Aux termes de conclusions du 29 décembre 2014, M. [W] [V], en sa qualité de représentant des créanciers de cette société, a indiqué que la SAGEP avait été admise à déclarer sa créance au passif de la SCI MARAVA NUI pour la somme de 61 862 010 Fcfp par une ordonnance de relevé de forclusion prononcée le 1er décembre 2014 par le juge commissaire.

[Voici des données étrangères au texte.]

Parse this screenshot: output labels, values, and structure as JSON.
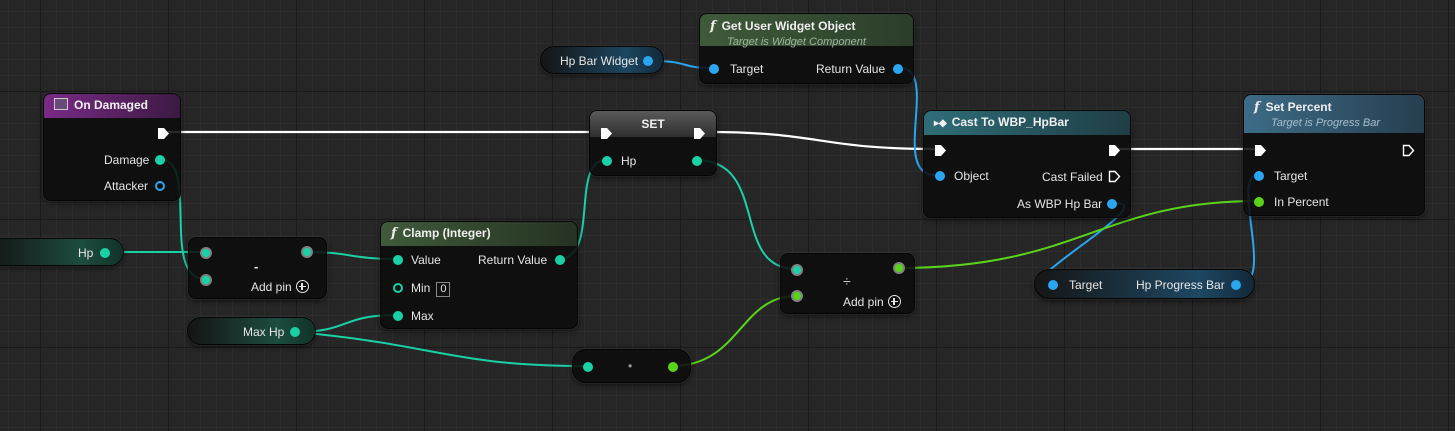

Par jugement n° RG 10/00816 (minute n°272) en date du 20 mai 2015, le tribunal civil de première instance de Papeete a :

- déclaré M. [W] [V], en sa qualité de représentant des créanciers de la SCI MARAVA NUI, recevable en son intervention volontaire,

- déclaré mal fondées les SCI POEVA II, TEVA NUI, APIA NUI et MARAVA NUI, en leur exception de procédure,

- déclaré recevable et bien fondée la SAGEP en ses demandes,

- condamné solidairement les SCI POEVA II, TEVA NUI et APIA NUI à payer à la société la SAGEP la somme de 61 532 010 Fcfp arrêtée au 17 février 2014, déduction faite des versements opérés à hauteur de 7 321 000 Fcfp,

- constaté et fixé la créance de la SAGEP au passif de SCI MARAVA NUI à la somme de 61 532 010 Fcfp,

- débouté les SCI POEVA II, TEVA NUI, APIA NUI et MARAVA NUI de leur demande de compensation,

- débouté les parties du surplus de leurs demandes,

- ordonné l'exécution provisoire,

- et condamné les SCI défenderesses à payer à la société SAGEP la somme de 220.000 Fcfp par application de l'article 407 du code de procédure civile, outre les entiers dépens.

Le tribunal a retenu, sur le fond, que la SAGEP justifiait de la réalité des prestations exécutées et du quantum de sa créance, et qu'il ne pouvait lui être imposé de définir sa créance à l'égard de chacune des sociétés «alors même que celles-ci composent un groupement d'usagers tel que défini, notamment, dans la convention du 2 juillet 2007».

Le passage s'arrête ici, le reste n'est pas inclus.